Michael Anesko has also written a generous and productive response to my article. While he applauds my analysis of the mundane things in The Rise of Silas Lapham, he is skeptical of the parallels I draw "between the realms of novelistic and readerly experience" (261). Once again, I attempted to draw a relation between novelistic and readerly experience, not necessarily a parallel, and I should have pointed this out more clearly. However, Anesko has a solid point—the relation of contemporary readers to the material things of nineteenth century New England are not self−evident. This is certainly a place for me to heed Madigan's call to more fully historicize my argument. Anesko goes on to claim that the contemporary reader may [→page 275] well better connect to abstract dimensions in the novel—real estate bubbles for example. I could not agree more, and I am again tempted to think in Deweyan terms in which the ideal is defined as understanding the actual in terms of the possible—a movement from the concrete to its possibilities and their consequences. I would suggest that the tie to material things enhances the reader's movement to the abstract.

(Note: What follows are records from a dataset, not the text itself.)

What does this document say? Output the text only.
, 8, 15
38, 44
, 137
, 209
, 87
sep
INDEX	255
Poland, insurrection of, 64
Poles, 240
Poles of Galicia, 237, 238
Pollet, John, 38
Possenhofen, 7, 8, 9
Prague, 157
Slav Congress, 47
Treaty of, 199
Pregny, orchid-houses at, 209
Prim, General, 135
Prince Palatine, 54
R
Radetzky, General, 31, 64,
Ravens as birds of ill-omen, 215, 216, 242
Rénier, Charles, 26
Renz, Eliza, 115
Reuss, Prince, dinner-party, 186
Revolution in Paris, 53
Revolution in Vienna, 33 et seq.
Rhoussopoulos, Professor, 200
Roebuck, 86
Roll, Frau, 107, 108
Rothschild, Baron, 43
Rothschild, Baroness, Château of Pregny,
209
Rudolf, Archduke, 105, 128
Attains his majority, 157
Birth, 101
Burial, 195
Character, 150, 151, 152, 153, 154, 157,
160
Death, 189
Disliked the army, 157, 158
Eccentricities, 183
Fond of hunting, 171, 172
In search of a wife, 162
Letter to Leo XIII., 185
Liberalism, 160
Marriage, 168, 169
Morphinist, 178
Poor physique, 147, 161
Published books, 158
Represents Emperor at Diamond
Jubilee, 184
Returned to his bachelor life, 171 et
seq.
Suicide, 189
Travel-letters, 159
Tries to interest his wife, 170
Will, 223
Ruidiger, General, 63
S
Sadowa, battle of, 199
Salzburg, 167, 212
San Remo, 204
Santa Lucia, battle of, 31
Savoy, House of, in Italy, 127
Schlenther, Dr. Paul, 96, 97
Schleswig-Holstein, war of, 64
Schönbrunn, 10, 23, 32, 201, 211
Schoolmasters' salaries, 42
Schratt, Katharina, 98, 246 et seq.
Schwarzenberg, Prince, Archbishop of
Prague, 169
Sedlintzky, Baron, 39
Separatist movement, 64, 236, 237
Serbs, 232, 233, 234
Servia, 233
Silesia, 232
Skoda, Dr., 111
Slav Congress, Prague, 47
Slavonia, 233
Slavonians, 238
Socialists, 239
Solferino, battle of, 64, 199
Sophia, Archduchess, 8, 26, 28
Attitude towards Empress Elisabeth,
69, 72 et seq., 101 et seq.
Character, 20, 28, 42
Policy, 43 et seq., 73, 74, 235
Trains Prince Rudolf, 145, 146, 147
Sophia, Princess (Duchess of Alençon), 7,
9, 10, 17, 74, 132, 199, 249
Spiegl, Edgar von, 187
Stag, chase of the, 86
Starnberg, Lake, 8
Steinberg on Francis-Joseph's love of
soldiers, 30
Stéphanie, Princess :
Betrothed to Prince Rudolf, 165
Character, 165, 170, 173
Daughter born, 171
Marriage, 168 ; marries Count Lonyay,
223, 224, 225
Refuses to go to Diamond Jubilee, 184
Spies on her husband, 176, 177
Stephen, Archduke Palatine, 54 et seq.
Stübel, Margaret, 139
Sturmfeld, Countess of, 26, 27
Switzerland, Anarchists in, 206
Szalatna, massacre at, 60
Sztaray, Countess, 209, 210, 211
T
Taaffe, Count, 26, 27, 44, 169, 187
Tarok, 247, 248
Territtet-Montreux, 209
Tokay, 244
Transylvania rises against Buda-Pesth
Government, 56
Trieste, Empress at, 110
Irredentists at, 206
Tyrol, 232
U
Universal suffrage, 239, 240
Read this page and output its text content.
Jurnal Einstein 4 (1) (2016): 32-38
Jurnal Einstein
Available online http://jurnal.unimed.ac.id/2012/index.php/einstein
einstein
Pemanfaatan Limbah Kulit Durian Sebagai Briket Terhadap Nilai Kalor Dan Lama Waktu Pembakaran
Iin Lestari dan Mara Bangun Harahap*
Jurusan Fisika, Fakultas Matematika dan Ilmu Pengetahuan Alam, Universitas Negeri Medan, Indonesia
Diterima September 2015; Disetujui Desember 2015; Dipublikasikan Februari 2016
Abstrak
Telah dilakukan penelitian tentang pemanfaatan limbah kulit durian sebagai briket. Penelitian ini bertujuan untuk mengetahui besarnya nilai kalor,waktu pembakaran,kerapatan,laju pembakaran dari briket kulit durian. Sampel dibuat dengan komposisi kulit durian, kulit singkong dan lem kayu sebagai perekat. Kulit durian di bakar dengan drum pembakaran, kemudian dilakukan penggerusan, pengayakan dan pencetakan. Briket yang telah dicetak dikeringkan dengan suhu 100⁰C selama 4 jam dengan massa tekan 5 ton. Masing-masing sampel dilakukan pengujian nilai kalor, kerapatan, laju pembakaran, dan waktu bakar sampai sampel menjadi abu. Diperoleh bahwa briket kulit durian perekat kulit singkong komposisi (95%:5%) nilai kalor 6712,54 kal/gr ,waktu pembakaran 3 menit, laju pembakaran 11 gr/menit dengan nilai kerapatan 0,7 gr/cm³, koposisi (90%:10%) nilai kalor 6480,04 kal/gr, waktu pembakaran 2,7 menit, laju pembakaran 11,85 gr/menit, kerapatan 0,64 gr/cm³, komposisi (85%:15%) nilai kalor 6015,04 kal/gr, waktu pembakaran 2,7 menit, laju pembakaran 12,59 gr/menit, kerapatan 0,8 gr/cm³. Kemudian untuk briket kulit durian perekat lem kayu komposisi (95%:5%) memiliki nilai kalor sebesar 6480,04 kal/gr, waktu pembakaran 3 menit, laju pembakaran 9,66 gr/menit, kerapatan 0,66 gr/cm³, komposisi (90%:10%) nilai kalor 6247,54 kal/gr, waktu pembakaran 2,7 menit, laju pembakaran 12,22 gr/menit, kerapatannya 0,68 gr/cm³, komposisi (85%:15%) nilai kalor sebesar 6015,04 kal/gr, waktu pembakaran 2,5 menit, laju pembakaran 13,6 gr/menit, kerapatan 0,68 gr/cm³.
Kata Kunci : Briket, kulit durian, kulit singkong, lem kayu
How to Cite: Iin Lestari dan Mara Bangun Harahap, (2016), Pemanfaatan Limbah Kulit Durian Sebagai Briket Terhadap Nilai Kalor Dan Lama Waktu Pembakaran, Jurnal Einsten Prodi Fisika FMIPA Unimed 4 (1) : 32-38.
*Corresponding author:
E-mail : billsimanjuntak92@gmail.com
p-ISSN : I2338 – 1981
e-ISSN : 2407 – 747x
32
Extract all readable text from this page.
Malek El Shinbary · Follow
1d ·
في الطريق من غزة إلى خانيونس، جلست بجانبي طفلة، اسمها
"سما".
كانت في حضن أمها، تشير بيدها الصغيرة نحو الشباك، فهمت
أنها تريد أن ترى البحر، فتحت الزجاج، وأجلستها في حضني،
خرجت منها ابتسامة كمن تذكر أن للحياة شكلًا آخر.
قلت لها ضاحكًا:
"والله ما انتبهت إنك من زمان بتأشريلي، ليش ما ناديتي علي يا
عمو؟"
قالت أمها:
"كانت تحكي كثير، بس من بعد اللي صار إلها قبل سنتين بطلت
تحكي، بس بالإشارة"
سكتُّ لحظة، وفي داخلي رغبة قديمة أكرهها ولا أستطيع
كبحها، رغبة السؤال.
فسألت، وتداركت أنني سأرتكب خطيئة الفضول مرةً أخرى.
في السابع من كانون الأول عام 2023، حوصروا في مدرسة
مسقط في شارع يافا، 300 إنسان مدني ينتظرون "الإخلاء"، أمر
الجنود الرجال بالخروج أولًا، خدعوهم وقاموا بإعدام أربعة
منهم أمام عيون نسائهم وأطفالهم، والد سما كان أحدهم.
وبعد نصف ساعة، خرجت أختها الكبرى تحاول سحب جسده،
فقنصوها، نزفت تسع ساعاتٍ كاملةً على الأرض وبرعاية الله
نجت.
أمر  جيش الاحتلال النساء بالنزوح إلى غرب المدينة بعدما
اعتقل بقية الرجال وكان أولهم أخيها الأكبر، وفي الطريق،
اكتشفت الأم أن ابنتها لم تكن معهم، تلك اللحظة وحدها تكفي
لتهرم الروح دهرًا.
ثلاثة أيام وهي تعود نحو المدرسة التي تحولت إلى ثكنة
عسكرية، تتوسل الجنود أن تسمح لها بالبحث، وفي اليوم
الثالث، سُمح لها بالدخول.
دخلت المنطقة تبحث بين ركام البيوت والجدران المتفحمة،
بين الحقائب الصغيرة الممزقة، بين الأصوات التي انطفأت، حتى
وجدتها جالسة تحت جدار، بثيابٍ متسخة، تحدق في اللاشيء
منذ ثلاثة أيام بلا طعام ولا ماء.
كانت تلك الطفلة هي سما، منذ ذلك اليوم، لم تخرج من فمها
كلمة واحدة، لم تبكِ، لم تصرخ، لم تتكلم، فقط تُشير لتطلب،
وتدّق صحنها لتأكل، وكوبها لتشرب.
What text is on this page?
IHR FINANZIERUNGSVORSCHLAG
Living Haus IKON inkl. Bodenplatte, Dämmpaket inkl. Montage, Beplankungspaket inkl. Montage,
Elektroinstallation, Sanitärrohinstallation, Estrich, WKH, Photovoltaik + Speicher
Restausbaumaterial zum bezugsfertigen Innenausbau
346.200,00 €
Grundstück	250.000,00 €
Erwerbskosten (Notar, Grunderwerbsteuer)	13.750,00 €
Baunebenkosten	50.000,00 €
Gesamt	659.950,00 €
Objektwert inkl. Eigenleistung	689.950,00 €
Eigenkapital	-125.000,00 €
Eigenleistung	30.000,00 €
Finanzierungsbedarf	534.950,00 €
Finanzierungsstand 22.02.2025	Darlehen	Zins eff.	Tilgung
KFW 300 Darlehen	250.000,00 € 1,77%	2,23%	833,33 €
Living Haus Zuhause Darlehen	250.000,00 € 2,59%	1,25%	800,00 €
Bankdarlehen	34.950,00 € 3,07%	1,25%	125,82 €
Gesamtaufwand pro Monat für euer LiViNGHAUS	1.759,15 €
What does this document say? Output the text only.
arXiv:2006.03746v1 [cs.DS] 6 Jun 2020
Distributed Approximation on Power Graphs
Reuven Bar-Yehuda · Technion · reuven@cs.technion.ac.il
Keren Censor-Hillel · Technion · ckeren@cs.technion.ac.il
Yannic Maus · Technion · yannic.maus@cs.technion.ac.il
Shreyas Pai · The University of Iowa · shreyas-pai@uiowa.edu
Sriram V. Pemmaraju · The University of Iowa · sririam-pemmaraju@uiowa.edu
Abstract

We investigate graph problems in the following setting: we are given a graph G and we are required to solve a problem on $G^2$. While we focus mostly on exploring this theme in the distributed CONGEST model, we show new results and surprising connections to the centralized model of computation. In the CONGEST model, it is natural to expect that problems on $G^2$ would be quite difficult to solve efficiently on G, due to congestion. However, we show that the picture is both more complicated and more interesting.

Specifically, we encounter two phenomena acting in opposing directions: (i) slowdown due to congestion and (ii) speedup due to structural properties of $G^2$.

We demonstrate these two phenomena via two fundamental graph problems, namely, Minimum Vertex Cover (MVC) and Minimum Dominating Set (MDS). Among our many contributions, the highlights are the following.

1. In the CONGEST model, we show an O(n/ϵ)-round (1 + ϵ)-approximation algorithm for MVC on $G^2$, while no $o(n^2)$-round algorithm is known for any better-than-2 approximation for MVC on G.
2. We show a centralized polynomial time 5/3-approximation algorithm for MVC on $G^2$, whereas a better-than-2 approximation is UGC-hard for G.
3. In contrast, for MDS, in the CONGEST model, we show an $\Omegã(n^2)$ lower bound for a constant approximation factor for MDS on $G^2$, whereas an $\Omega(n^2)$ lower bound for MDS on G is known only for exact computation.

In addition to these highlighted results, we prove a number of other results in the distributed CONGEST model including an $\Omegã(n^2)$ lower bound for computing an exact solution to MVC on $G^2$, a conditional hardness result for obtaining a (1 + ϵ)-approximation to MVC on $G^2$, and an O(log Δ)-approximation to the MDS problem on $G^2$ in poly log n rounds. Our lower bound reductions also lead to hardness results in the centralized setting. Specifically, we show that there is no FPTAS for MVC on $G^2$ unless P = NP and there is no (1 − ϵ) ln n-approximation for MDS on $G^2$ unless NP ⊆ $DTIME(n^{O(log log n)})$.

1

I especially thank Anesko for his suggestion to better explore the issue of waste in The Rise of Silas Lapham. This seems to me a most productive route. He rightly points out that the pine shaving is waste. Which makes me think about all those other pine shavings Silas swept up and used to kindle the fire that burned down his dream house. His ideal is actually consumed and destroyed by the detritus generated through the realization of the ideal. This seems a very salient point for future thinking about American culture. Certainly we can perceive the relation between the past and the present in this idea.

Oregon State University
Corvallis, OR



Works Cited

Dewey, John. Art as Experience. Ed. Jo Ann Boydston. Carbondale: Southern Illinois UP, 1987. Vol. 10 of The Later Works: 1925−1953. 17 vols. 1981−1990.